In 2015, 91 fines were issued to drivers who parked illegally in disabled car parking spaces in Longford town.
The following year, 97 were issued, and last year, 73 able-bodied drivers faced the wrath of the Irish legal system for their bad behaviour in public car parks.
Yet, those gathered at the ‘Back in 5’ parking campaign outside Longford Library last Friday morning heard that those fines have not deterred drivers from using disabled parking bays in the county town.
The Irish Wheelchair Association (IWA) in partnership with Longford County Council held the campaign to highlight the frustration people with disabilities face on a daily basis when able-bodied people park their cars in wheelchair accessible spaces without a valid parking permit.

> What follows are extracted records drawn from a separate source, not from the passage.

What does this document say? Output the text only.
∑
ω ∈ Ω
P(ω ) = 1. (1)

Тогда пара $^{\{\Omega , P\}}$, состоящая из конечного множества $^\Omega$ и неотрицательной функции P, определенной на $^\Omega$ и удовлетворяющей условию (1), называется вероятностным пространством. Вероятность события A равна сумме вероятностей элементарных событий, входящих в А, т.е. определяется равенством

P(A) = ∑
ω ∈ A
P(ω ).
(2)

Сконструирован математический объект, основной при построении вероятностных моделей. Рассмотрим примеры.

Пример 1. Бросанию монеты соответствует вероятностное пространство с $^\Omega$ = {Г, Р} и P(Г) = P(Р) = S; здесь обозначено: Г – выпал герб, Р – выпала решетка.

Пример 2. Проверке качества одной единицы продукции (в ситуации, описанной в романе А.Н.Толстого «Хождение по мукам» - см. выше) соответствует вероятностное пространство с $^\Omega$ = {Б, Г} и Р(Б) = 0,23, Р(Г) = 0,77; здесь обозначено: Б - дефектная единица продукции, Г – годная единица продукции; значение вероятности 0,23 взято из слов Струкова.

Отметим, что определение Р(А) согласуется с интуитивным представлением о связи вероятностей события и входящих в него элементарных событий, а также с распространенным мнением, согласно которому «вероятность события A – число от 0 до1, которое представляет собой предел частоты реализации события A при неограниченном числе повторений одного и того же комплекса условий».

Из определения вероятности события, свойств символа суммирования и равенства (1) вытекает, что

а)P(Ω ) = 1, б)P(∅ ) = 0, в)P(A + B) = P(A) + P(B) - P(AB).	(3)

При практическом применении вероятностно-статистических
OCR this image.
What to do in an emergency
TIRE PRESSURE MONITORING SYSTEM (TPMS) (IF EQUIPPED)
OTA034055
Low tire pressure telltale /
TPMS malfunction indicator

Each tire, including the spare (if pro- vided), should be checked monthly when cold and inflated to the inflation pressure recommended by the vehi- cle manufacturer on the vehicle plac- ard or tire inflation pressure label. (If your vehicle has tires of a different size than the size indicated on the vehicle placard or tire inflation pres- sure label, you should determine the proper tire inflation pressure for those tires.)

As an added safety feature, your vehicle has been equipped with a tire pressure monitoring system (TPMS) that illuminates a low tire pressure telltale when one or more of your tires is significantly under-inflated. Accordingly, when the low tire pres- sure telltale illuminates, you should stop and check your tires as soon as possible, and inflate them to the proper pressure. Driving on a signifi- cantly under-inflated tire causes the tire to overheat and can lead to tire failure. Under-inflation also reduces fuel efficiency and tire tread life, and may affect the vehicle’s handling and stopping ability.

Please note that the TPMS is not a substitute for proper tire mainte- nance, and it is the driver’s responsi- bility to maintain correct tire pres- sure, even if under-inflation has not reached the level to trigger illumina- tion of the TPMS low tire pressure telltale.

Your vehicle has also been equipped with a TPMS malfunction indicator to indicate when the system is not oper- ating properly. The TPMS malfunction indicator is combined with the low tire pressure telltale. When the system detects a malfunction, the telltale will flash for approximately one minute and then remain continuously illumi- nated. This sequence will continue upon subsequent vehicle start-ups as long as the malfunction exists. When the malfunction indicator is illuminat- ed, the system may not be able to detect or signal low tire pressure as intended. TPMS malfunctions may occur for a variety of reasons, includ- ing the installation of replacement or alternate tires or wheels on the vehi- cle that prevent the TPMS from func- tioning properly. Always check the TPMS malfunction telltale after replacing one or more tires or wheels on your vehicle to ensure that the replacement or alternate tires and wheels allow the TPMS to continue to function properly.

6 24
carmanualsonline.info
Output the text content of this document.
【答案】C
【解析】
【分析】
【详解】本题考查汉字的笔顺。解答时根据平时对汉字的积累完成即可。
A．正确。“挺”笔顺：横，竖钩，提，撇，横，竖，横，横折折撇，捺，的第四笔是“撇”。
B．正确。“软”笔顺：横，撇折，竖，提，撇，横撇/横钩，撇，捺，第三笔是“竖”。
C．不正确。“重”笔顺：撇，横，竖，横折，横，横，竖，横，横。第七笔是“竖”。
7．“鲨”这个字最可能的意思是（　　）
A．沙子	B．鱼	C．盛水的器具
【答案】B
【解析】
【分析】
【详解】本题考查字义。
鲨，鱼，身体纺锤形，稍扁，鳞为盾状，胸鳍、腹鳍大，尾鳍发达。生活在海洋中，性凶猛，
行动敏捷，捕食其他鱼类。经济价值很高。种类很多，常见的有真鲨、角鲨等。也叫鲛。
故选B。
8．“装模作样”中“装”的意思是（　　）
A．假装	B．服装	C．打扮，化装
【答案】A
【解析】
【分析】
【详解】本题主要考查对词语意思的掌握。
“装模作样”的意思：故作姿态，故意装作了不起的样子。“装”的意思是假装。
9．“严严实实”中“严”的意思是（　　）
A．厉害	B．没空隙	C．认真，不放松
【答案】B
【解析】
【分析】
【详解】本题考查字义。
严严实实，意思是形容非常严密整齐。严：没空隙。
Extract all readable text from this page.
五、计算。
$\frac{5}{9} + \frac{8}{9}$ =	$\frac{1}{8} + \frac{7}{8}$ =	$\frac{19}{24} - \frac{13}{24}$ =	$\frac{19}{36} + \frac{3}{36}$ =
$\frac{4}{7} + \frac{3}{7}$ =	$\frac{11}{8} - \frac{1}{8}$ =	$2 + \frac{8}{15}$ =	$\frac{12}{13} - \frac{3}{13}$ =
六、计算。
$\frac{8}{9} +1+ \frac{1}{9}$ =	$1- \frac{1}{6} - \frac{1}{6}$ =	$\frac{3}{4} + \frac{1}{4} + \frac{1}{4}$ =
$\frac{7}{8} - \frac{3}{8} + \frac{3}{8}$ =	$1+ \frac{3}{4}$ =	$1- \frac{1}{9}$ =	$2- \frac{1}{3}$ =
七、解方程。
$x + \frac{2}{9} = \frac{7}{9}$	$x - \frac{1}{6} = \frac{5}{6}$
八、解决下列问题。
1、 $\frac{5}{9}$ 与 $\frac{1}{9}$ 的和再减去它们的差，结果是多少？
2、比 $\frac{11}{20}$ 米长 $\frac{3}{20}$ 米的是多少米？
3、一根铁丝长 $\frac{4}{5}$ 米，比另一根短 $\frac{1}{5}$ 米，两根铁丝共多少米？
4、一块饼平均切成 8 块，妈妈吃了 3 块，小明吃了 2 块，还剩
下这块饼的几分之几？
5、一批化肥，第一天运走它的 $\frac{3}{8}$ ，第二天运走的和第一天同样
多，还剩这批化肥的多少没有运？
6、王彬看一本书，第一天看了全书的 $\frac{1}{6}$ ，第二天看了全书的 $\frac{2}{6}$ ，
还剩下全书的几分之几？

Those gathered heard that the campaign aimed to create awareness around the issue by placing wheelchairs in regular car spaces with messages like ‘Just gone to the bank’ or ‘Just popping in to get the newspaper’ or ‘Be back in five minutes’.
“It is statements like this that are used by able-bodied people who use disabled parking spaces without a valid parking permit or reason to do so,” the campaign - which attracted a large crowd - was told by Martin Tarmey, Service Co-ordinator IWA Kenagh.
“The desired outcome and the rationale behind the campaign is to draw attention to the abuse of accessible parking bays and to highlight the need to maintain and increase the number of accessible parking bays in the town and throughout Co Longford.”
Meanwhile, Minister of State for OPW, Kevin ‘Boxer’ Moran said it was important that people “respect” disabled parking spaces.
He said that he also challenged a driver in Athlone whom he observed parking in a disabled bay there.
“I watched a man park in a wheelchair space, get out of his car and walk into a shop; I wasn’t going to say anything to him but I did,” added the Minister.
“I asked him if he realised that somebody may want to use that spot in an emergency and pointed out to him that it was the only disabled parking space in that particular area.
“He said to me, ‘ah sure I was only there for five minutes’ but I told him that the space was right next to a doctor’s surgery and the person needing that spot could arrive in an emergency situation.
“I told him that by parking there he was depriving someone who needed it.
“I told him that he shouldn’t do this.”
Minister Moran, meanwhile, went on to say that the effort in Longford to highlight the plight was very commendable.
“I am delighted to hear that the fine for parking in a disabled parking space in Longford has now gone up to €150 but I have campaigned nationally to have it increased to €200,” he added.
“I believe that people with disabilities deserve these parking spaces and it is great to see you all out campaigning for what you are entitled to.”